Jutta Zülow empfängt heute Sigmar Gabriel in Gnadental

Der Bundesaußenminister gastiert beim Unternehmer-Tisch.

Foto: Lothar Berns

Gnadental. Ursprünglich angekündigt war der Vizekanzler, der in Personalunion auch Wirtschaftsminister und designierter SPD-Kanzlerkandidat ist. Letztlich kommt mit Sigmar Gabriel (57) heute aber der Vizekanzler, Außenminister und ehemalige Kanzlerkandidatenanwärter.
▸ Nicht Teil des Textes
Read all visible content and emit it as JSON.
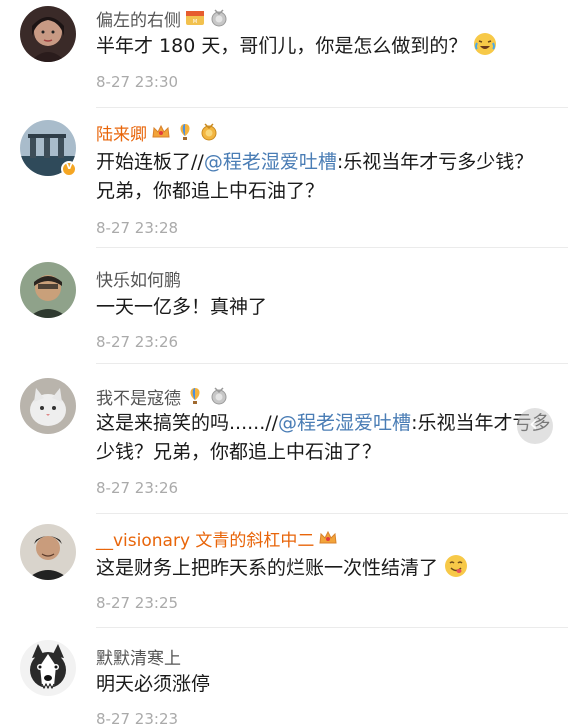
{
  "comments": [
    {
      "user": "偏左的右侧",
      "badges": [
        "movie-badge",
        "silver-medal-badge"
      ],
      "text": "半年才 180 天，哥们儿，你是怎么做到的？",
      "emoji": "crying-laughing-emoji",
      "time": "8-27 23:30"
    },
    {
      "user": "陆来卿",
      "verified": true,
      "badges": [
        "crown-badge",
        "balloon-badge",
        "gold-medal-badge"
      ],
      "text_prefix": "开始连板了//",
      "mention": "@程老湿爱吐槽",
      "text_suffix": ":乐视当年才亏多少钱？兄弟，你都追上中石油了？",
      "time": "8-27 23:28"
    },
    {
      "user": "快乐如何鹏",
      "text": "一天一亿多！真神了",
      "time": "8-27 23:26"
    },
    {
      "user": "我不是寇德",
      "badges": [
        "balloon-badge",
        "silver-medal-badge"
      ],
      "text_prefix": "这是来搞笑的吗......//",
      "mention": "@程老湿爱吐槽",
      "text_suffix": ":乐视当年才亏多少钱？兄弟，你都追上中石油了？",
      "time": "8-27 23:26"
    },
    {
      "user": "__visionary 文青的斜杠中二",
      "badges": [
        "crown-badge"
      ],
      "text": "这是财务上把昨天系的烂账一次性结清了",
      "emoji": "yum-emoji",
      "time": "8-27 23:25"
    },
    {
      "user": "默默清寒上",
      "text": "明天必须涨停",
      "time": "8-27 23:23"
    }
  ],
  "colors": {
    "username": "#555555",
    "vip_username": "#e8650a",
    "text": "#1a1a1a",
    "mention": "#4a7db5",
    "timestamp": "#aaaaaa",
    "divider": "#ebebeb"
  }
}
Jutta Zülow (65) ist das gleichgültig. „Ich habe Sigmar Gabriel als Menschen eingeladen“, sagt die Herrin von Gut Gnadental, die regelmäßig zum „Gnadentaler Unternehmer Tisch“ (GUT) bittet. Das sei ihr Erfolgskonzept: „Wir wollen doch alle wissen, wofür steht der Politiker, der Unternehmer, der Forscher?“ Die Funktion steht hinter dem Menschen, der sie mitbringt.
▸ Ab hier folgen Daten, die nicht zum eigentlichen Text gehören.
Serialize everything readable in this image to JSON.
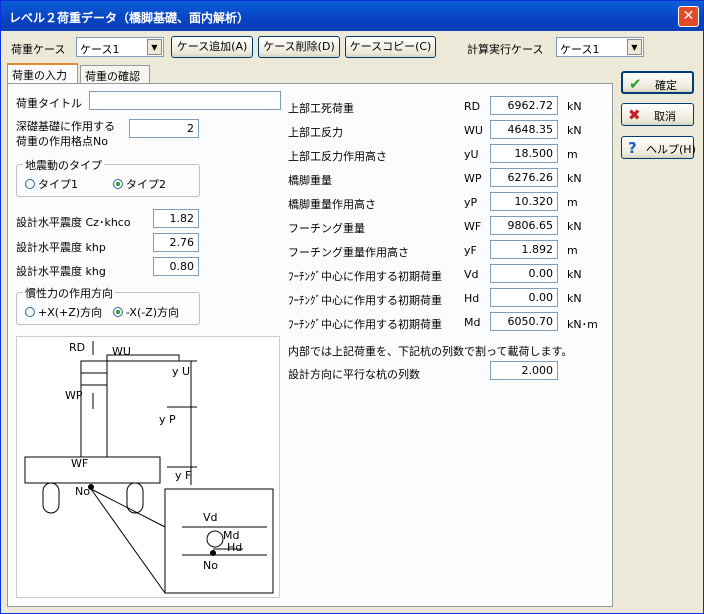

Seit 2003 ist Jutta Zülow die Gastgeberin der Mächtigen, die zu ihr in die Provinz kommen — in einen historischen Gebäudekomplex, der eher einem Bauernhof ähnelt als dem Firmensitz eines mittelständischen, international tätigen Hightech-Dienstleisters. Die Unternehmerin Zülow erinnert lieber daran, dass Gut Gnadental in seiner langen Geschichte einst ein Kloster war, in dessen Tradition sie sich stellt: „Wir haben bis heute bewahrt, was früher das Kloster war: ein Ort für den Wissensaustausch.“

Wenn Jutta Zülow ruft, kommen alle — fast alle jedenfalls. Sie verschweigt höflich, wer ihr einen Korb gegeben hat, doch auch so ist die lange Liste der Gäste eindrucksvoll: von Gerhart Baum über Friedrich Merz bis Rolf Martin Schmitz, von Hermann Gröhe über Michael Hüther bis Michael Groschek. Fällt es nicht schwer, die Einflussreichen und Vielbeschäftigten ins abgeschiedene Gnadentaler Idyll zu locken? „Ich habe immer eine 50-prozentige Chance“, sagt Jutta Zülow selbstbewusst, „der Eingeladene sagt zu oder er sagt ab. Eine dritte Möglichkeit gibt es nicht.“

Bei aller eingespielten Routine — heute ist einiges anders. Noch nie waren die Absprachen zur Sicherheit so umfassend. „Es kommt halt der stellvertretende Regierungschef“, hat Zülow gelernt. Dafür waren die Absprachen mit dem Büro von Gabriel „einfach und konstruktiv“. Am Format wird sich heute nichts ändern. Ulrich Deppendorf, der erfahrene ARD-Fernsehmann in Berlin, ist wieder der Fragesteller; das Auditorium im Farnese-Saal bleibt mit 150 Gästen auf Kammerorchester-Niveau, die Zülow-Mitarbeiter sorgen für die reibungslose Organisation und nach dem Talk gibt’s wieder viel Gelegenheit zur „1:1-Begegnung“ (O-Ton Zülow) der Gäste. Sigmar Gabriel bringe 90 Minuten Zeit mit.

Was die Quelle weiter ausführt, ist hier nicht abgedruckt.